Los ajustes presupuestarios que se suceden, sin tregua, en Europa fueron el detonante ayer de la primera huelga de las tres centrales sindicales que agrupan a los empleados públicos en España contra el Gobierno de José Luis Luis Rodríguez Zapatero y una inusual protesta con más de 50.000 personas en Cophenague, capital de Dinamarca.
En España, que recientemente anunció el recorte de 5% en el salario de los funcionarios públicos y el congelamiento de salarios y pensiones, vivió un paro de 24 horas en medio de cruces y desmentidas por el alcance que la protesta tuvo. Según los sindicatos que realizaron la protesta, el paro habría tenido una adhesión del 75%, mientras que desde el Gobierno se informó de una impacto de sólo un 15%.
Casi 2,5 millones de empleados públicos estaban convocados por la UGT, CC.OO y la Central Sindical Independiente y de Funciones (CSI-CSIF), a la que se sumaron también otras fuerzas sindicales que realizaron más de 60 actos por toda España, aunque se garantizó las prestaciones mínimas en la mayoría de las provincias y ayuntamientos.
El reclamo de los organizadores se centró en la rebaja salarial incluida en el ajuste de Zapatero que -argumentan- además de ser una agresión sin precedentes, vulnera un acuerdo en vigor que ya contemplaba un escenario de crisis en los salarios del sector. La huelga general abarca a todos los empleados públicos de España, salvo a los controladores aéreos y a la policía. Así, datos recogidos por la Federación de Sanidad y Sectores Sociosanitarios de CCOO (FSS-CCOO) indican que el 65% del personal de la Sanidad pública cumplió con la medida. En Cataluña, un grupo de trabajadores bloqueó esta mañana durante más de una hora el acceso al Puerto de Barcelona y provocó una gigantesca congestión de tránsito.
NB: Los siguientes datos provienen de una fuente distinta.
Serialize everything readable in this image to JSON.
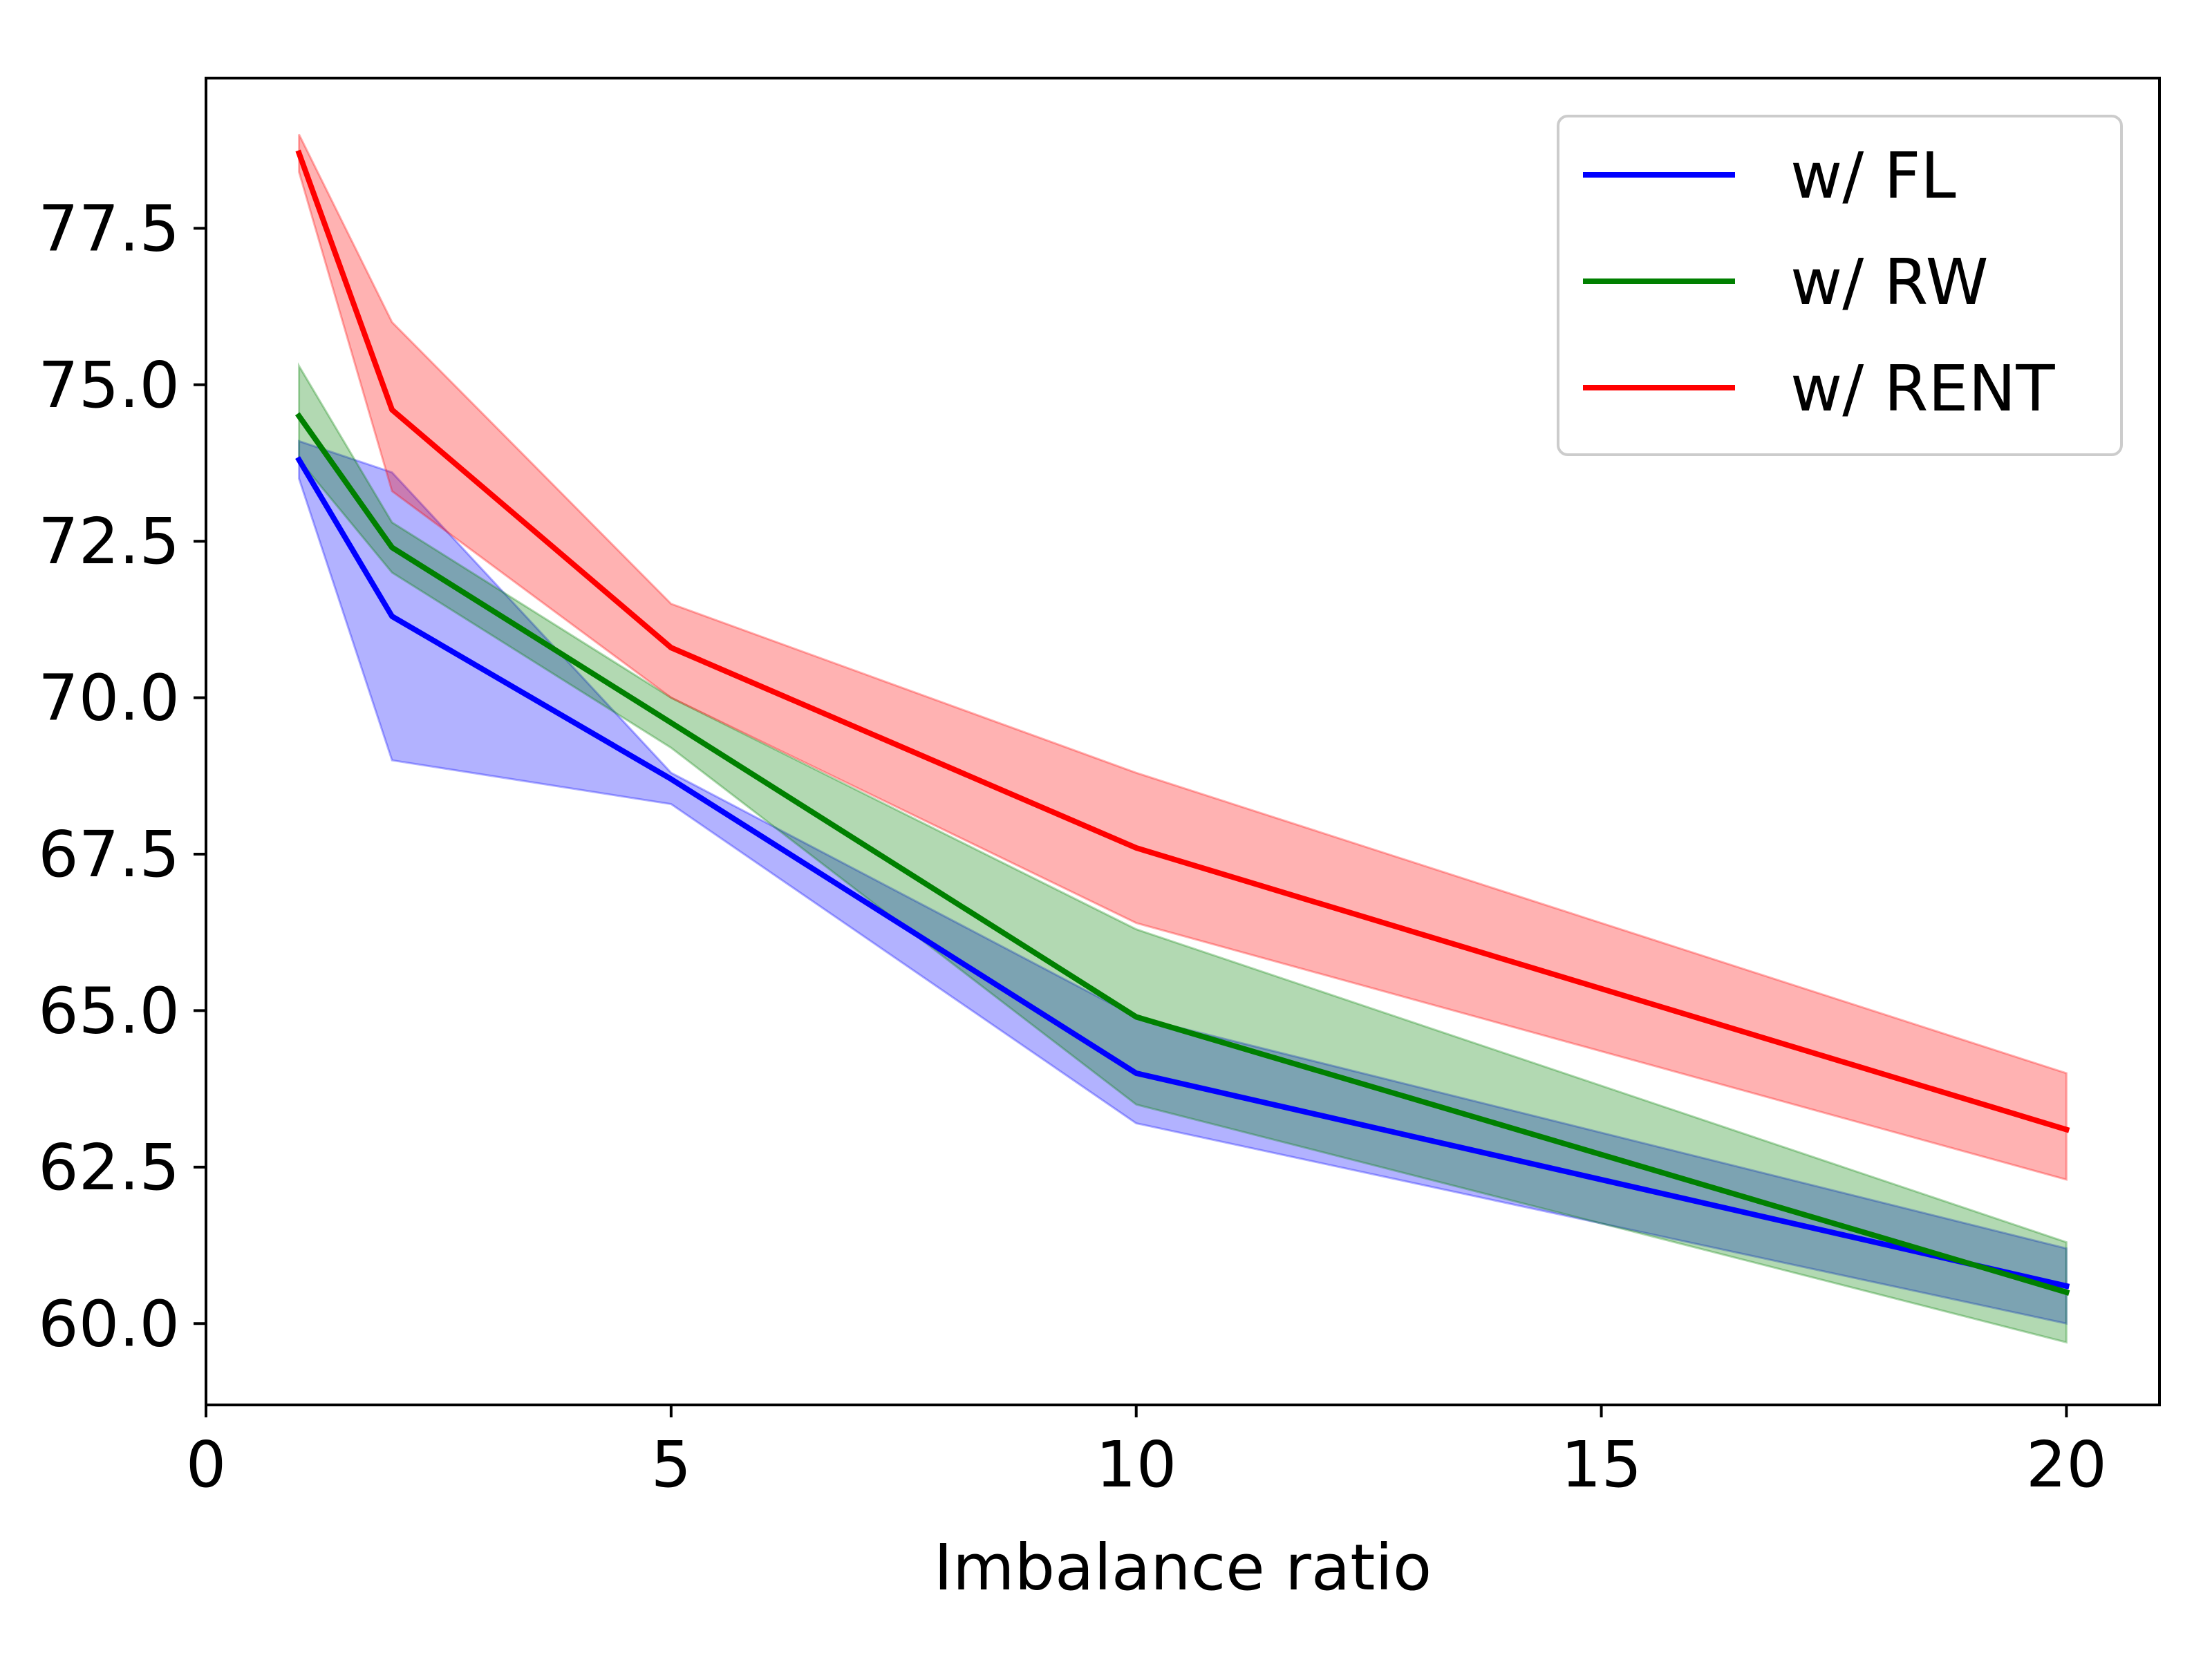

En el resto de Cataluña persistió el paro total en ferrocarriles de la Generalitat y en la TV pública. El seguimiento también fue total, siempre según datos de los convocantes, en autobuses municipales de Burgos y Cantabria, comunidad esta última en la que tampoco funcionan Renfe y Feve. En Madrid, el eje de la Castellana hasta el Paseo del Prado, sufrió durante toda la mañana fuertes demoras de tráfico debido a diversas concentraciones de trabajadores ante los ministerios ubicados en esas vías de la capital.
La de ayer es la quinta huelga en el sector público desde 1988, cuando los trabajadores del sector realizaron paros parciales contra la política social del gobierno, por entonces encabezado por el también socialista Felipe González, que desembocaron en una huelga general en diciembre de ese año.